State biologist Jim Lichatowich reported in a recent book that Hudson’s Bay Co. trappers working out of Fort Colville killed 3,000 beavers a year between 1826 and 1834. Most of the pelts went to Europe, where beaver-felt hats were the rage. The company hoped that if it exterminated Northwest beavers, the United States would lose interest in the region and cede it to Canada.

As recently as the early 1980s, some Washington residents made their living trapping animals for their pelts. But fur prices have plummeted since then - whether because wearing them is politically incorrect or because the market became flooded with farm-raised furs is a matter of disagreement. In recent years, many Western European countries have banned the import of wild furs.

The state Department of Fish and Wildlife reports that the value of all furs collected by trappers during the 1998-99 season was $148,000. Beaver pelts fetch $15 to $30 apiece, Breeden said. Muskrat furs sell for $2 to $3. An otter skin might bring $65, if it’s exceptional.

Traps have changed little in appearance or basic function since the days of Fort Colville. But Washington laws passed in the 1990s require off-set jaws or padding on leg-hold traps to avoid breaking animals’ legs. Traditionally, the jaws on some traps had teeth.

Traps must be checked every 24 to 48 hours, depending on certain circumstances. First-time trappers must complete a state course and pass a written test.

Trappers complain that a television commercial aired by the vote-yes campaign is misleading because it shows a coyote caught in a beaver trap that legally can be used only submerged.

Wathne said the scene was not filmed in Washington. But neither was it staged, she said.

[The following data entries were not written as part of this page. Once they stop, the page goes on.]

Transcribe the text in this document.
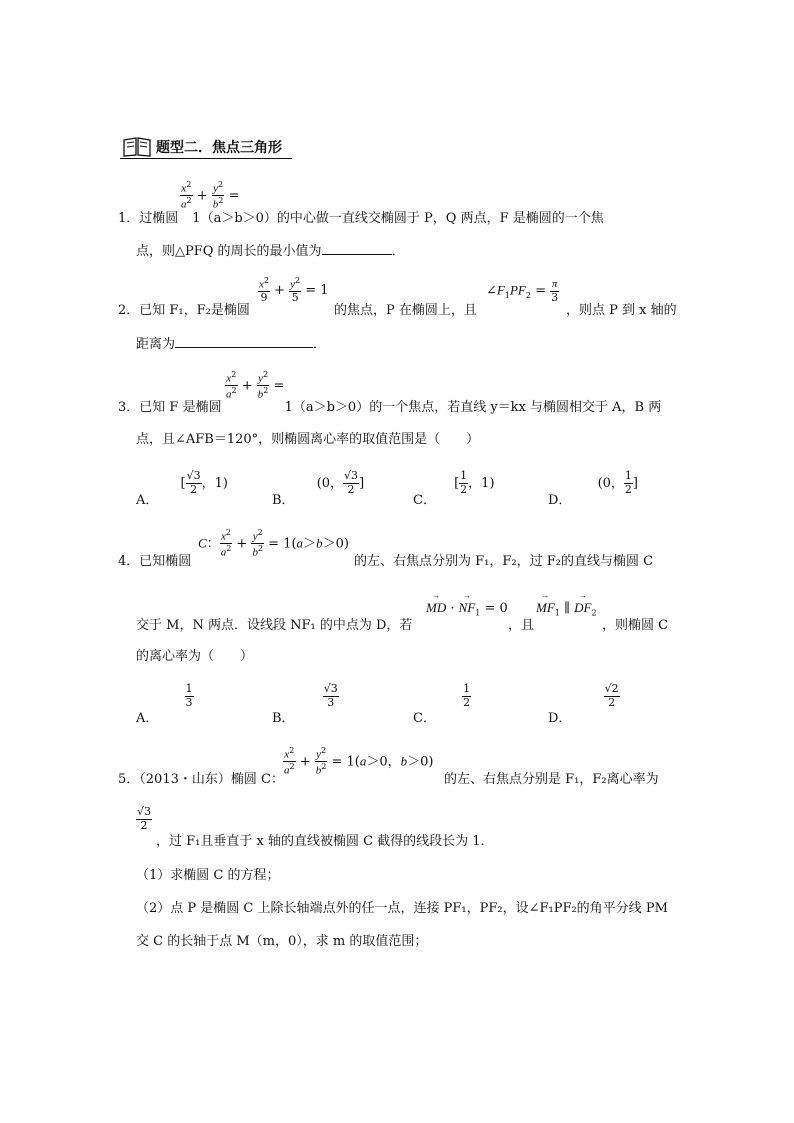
题型二．焦点三角形
$\frac{x^2}{a^2} + \frac{y^2}{b^2}$ =
1．过椭圆 1（a＞b＞0）的中心做一直线交椭圆于 P，Q 两点，F 是椭圆的一个焦
点，则△PFQ 的周长的最小值为	．
2．已知 F₁，F₂是椭圆
$\frac{x^2}{9} + \frac{y^2}{5} = 1$
的焦点，P 在椭圆上，且
$\angle F_1PF_2 = \frac{\pi}{3}$
，则点 P 到 x 轴的
距离为	．
$\frac{x^2}{a^2} + \frac{y^2}{b^2}$ =
3．已知 F 是椭圆	1（a＞b＞0）的一个焦点，若直线 y＝kx 与椭圆相交于 A，B 两
点，且∠AFB＝120°，则椭圆离心率的取值范围是（　　）
A． [ $\frac{√3}{2}$ ，1)
B． (0， $\frac{√3}{2}$ ]
C． [ $\frac{1}{2}$ ，1)
D． (0， $\frac{1}{2}$ ]
4．已知椭圆
C： $\frac{x^2}{a^2} + \frac{y^2}{b^2} = 1(a>b>0)$
的左、右焦点分别为 F₁，F₂，过 F₂的直线与椭圆 C
交于 M，N 两点．设线段 NF₁ 的中点为 D，若
→ MD · → $NF_1 = 0$
，且
→ $MF_1$ ∥ → $DF_2$
，则椭圆 C
的离心率为（　　）
A．
$\frac{1}{3}$
B．
$\frac{√3}{3}$
C．
$\frac{1}{2}$
D．
$\frac{√2}{2}$
5．（2013・山东）椭圆 C：
$\frac{x^2}{a^2} + \frac{y^2}{b^2} = 1(a>0$，b＞0)
的左、右焦点分别是 F₁，F₂离心率为
$\frac{√3}{2}$
，过 F₁且垂直于 x 轴的直线被椭圆 C 截得的线段长为 1．
（1）求椭圆 C 的方程；
（2）点 P 是椭圆 C 上除长轴端点外的任一点，连接 PF₁，PF₂，设∠F₁PF₂的角平分线 PM
交 C 的长轴于点 M（m，0），求 m 的取值范围；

Wathne and other anti-trapping activists contend that many pets are unintentionally captured in traps set for wildlife. Staff at the Spokane County Animal Control Shelter have seen the results.

Animal control officer Becky Anderson freed a dog from an illegal leg-hold trap with toothed jaws. The dog later lost a paw.

“I personally, years ago, took a dog out of a coyote snare,” shelter director Nancy Hill said. “Of course, it wouldn’t happen if people were obeying the leash law.”

One unintended consequence of the proposed ban could be the elimination of important disease control studies.

At the request of the state Department of Health, many trappers take blood samples from the predators they kill. Two percent to 5 percent of the samples come back positive for bubonic plague, said Jack Lilja, who administers the program. In recent years, the tests have shown small outbreaks of the disease in northcentral and northeastern Washington.

No Washington resident has contracted the plague since the late 1980s - and the victim that time was a trapper, Lilja said. Still, he said, it’s important to keep tabs on the disease so health officials know whether it’s spreading.

To do that, the department needs trappers.

“We certainly don’t have the capability to go out and trap the animals ourselves,” he said.